Dataset Module#

Module with all classes and methods to manage a MLOps Dataset

MLOpsDataset#

class mlops_codex.dataset.MLOpsDataset(login: str, password: str, base_url: str, hash: str, dataset_name: str, group: str)[source]#

Bases: object

Dataset class to represent mlops dataset.

Parameters:
  • login (str) – Login for authenticating with the client.

  • password (str) – Password for authenticating with the client.

  • base_url (str) – URL to MLOps Server. Default value is https://neomaril.datarisk.net, use it to test your deployment first before changing to production. You can also use the env variable MLOPS_URL to set this

  • hash (str) – Dataset hash to download.

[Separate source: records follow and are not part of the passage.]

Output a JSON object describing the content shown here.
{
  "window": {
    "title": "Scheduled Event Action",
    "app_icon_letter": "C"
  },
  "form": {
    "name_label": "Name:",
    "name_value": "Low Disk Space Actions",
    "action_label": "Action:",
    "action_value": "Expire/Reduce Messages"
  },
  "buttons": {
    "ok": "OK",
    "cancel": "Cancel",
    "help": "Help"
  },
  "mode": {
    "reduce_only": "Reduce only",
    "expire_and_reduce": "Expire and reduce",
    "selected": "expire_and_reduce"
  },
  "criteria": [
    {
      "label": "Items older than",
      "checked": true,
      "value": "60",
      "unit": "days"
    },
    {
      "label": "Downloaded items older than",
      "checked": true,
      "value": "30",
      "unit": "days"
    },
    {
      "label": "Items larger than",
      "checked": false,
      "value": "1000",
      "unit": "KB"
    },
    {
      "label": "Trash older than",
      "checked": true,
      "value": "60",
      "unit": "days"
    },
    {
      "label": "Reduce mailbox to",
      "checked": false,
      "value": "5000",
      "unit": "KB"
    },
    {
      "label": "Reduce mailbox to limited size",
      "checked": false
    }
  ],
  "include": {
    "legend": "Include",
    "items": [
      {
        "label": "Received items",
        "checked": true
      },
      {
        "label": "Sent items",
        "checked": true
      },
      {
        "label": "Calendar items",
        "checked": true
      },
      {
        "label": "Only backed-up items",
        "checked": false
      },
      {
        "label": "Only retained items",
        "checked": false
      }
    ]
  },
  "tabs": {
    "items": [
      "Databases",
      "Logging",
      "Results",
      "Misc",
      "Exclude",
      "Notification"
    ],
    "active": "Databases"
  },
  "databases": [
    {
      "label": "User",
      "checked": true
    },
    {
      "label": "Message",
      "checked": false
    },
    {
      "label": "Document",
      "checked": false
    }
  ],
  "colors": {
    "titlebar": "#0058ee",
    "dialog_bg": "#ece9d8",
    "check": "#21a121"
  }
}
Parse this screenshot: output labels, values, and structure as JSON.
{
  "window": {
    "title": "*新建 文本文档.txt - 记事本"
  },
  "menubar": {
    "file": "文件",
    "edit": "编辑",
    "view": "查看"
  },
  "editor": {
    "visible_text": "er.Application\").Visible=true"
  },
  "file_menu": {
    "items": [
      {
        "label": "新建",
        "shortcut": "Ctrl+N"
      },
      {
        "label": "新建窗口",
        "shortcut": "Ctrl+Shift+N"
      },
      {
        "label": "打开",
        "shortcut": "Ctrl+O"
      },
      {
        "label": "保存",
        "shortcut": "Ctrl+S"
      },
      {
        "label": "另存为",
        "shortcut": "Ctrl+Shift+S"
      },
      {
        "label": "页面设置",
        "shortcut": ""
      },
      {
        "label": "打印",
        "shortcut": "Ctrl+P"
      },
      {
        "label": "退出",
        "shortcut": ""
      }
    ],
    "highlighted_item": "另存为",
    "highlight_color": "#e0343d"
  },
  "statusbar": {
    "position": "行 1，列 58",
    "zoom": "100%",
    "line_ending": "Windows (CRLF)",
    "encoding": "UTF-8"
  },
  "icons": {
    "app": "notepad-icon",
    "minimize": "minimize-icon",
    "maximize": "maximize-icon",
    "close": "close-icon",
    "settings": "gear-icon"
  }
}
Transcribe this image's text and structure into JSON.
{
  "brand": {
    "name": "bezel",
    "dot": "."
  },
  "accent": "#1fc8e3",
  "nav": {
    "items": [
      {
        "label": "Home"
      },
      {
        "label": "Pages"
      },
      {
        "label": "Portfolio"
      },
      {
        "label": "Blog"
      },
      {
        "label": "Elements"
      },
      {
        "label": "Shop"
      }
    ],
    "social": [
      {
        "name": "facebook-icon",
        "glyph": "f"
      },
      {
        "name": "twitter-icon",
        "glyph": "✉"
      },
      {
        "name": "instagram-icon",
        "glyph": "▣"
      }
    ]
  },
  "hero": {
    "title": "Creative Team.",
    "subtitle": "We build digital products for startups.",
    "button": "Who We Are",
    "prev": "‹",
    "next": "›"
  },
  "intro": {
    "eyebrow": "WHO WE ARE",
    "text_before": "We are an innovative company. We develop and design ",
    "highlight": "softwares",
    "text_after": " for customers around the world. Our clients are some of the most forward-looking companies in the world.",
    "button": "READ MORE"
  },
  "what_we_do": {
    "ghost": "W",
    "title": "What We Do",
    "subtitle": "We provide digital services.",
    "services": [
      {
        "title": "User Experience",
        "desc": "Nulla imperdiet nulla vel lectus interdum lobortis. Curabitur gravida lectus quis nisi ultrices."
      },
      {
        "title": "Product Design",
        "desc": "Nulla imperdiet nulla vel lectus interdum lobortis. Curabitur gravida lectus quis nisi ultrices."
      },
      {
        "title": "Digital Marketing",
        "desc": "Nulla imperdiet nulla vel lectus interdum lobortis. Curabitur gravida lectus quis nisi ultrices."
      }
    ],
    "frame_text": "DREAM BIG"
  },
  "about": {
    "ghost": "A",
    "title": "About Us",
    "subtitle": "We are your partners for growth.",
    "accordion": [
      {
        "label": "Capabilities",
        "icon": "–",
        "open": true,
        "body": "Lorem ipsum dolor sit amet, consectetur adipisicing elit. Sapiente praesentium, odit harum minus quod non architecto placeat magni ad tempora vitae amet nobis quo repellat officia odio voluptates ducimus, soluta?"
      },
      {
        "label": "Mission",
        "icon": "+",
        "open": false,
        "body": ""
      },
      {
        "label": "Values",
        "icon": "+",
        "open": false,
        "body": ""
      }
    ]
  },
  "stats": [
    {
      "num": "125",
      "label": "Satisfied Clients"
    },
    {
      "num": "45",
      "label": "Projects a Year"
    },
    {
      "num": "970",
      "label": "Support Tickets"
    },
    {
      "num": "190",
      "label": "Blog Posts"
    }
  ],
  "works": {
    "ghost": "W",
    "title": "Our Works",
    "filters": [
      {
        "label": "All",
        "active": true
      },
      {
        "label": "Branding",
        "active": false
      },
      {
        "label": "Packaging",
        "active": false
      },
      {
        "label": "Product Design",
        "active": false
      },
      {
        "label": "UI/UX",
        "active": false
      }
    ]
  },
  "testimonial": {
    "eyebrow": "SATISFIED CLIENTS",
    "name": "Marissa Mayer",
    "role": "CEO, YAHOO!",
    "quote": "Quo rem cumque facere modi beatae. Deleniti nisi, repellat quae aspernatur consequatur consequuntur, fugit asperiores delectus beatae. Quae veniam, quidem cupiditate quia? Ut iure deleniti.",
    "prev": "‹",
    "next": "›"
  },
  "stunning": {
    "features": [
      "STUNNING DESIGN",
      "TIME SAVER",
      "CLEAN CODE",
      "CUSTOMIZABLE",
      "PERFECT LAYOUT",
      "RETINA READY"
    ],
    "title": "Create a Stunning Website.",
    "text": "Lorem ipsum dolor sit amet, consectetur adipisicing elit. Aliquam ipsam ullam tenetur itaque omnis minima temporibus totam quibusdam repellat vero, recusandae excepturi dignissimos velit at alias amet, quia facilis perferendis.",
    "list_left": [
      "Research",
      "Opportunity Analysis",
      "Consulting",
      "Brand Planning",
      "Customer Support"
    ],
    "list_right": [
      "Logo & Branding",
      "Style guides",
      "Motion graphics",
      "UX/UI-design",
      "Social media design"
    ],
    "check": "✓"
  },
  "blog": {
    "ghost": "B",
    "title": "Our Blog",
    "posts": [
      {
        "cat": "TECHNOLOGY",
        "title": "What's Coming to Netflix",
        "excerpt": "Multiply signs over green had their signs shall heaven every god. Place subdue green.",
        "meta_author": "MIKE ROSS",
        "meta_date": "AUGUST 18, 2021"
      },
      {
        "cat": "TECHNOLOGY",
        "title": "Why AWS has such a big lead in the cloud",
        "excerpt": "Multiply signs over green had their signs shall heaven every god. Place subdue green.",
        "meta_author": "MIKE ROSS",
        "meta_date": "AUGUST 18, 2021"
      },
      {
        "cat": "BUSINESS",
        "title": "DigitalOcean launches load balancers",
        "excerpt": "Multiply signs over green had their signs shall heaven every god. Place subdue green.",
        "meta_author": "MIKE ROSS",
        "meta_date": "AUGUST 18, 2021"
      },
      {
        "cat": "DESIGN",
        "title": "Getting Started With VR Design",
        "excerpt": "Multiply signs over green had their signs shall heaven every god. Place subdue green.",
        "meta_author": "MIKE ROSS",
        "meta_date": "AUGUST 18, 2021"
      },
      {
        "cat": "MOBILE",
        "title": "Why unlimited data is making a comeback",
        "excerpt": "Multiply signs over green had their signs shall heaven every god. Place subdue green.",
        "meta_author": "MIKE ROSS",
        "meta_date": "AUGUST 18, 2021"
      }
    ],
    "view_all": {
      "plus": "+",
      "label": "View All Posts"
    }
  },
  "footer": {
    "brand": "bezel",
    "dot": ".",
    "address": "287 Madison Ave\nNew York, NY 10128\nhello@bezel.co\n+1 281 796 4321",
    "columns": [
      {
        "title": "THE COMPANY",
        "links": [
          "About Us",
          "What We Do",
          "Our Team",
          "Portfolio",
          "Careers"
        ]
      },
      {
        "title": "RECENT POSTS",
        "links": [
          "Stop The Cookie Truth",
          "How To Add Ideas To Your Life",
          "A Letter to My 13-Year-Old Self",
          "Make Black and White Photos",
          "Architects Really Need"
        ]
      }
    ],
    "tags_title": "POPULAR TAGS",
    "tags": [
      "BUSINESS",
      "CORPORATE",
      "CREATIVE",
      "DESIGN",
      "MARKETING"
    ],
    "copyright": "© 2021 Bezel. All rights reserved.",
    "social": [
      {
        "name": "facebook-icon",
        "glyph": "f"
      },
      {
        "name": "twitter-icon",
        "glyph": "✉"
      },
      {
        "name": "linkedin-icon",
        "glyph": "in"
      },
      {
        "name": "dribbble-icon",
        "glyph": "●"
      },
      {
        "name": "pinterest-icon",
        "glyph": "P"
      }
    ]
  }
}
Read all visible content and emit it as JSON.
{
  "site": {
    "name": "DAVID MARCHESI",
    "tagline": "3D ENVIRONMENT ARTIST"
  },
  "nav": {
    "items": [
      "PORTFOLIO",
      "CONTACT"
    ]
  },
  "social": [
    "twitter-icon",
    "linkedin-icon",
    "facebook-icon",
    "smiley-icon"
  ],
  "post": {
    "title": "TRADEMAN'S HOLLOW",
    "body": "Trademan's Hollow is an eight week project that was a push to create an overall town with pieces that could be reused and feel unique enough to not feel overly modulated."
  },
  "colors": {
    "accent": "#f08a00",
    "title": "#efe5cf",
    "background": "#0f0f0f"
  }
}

  • dataset_name (str) – Name of the dataset.

  • group (str) – Name of the group where we will search the dataset

  • origin (str) – Origin of the dataset. It can be “Training”, “Preprocessing”, “Datasource” or “Model”

base_url: str#
dataset_name: str#
download(path: str | None = './', filename: str | None = 'dataset') None[source]#

Download a dataset from mlops. The dataset will be a csv or parquet file.

Parameters:
  • path (str, optional) – Path to the downloaded dataset. Defaults to ‘./’.

  • filename (str, optional) – Name of the downloaded dataset. Defaults to ‘dataset.zip’.

Raises:
group: str#
hash: str#
login: str#
password: str#

MLOpsDatasetClient#

class mlops_codex.dataset.MLOpsDatasetClient(login: str | None = None, password: str | None = None, url: str | None = None)[source]#

Bases: BaseMLOpsClient

Class to operate actions in a dataset.

Parameters:
  • login (str) – Login for authenticating with the client. You can also use the env variable MLOPS_USER to set this

  • password (str) – Password for authenticating with the client. You can also use the env variable MLOPS_PASSWORD to set this

  • url (str) – URL to MLOps Server. Default value is https://neomaril.datarisk.net, use it to test your deployment first before changing to production. You can also use the env variable MLOPS_URL to set this

delete(group: str, dataset_hash: str) None[source]#

Delete the dataset on mlops. Pay attention when doing this action, it is irreversible!

Parameters:
  • group (str) – Group to delete.

  • dataset_hash (str) – Dataset hash to delete.

Example

>>> dataset.delete()
list_datasets(*, origin: str | None = None, origin_id: int | None = None, datasource_name: str | None = None, group: str | None = None) None[source]#

List datasets from datasources.

Parameters:
  • origin (Optional[str]) – Origin of a dataset. It can be “Training”, “Preprocessing”, “Datasource” or “Model”

  • origin_id (Optional[str]) – Integer that represents the id of a dataset, given an origin

  • datasource_name (Optional[str]) – Name of the datasource

  • group (Optional[str]) – Name of the group where we will search the dataset

Example

>>> dataset.list_datasets()
load_dataset(dataset_hash: str)[source]#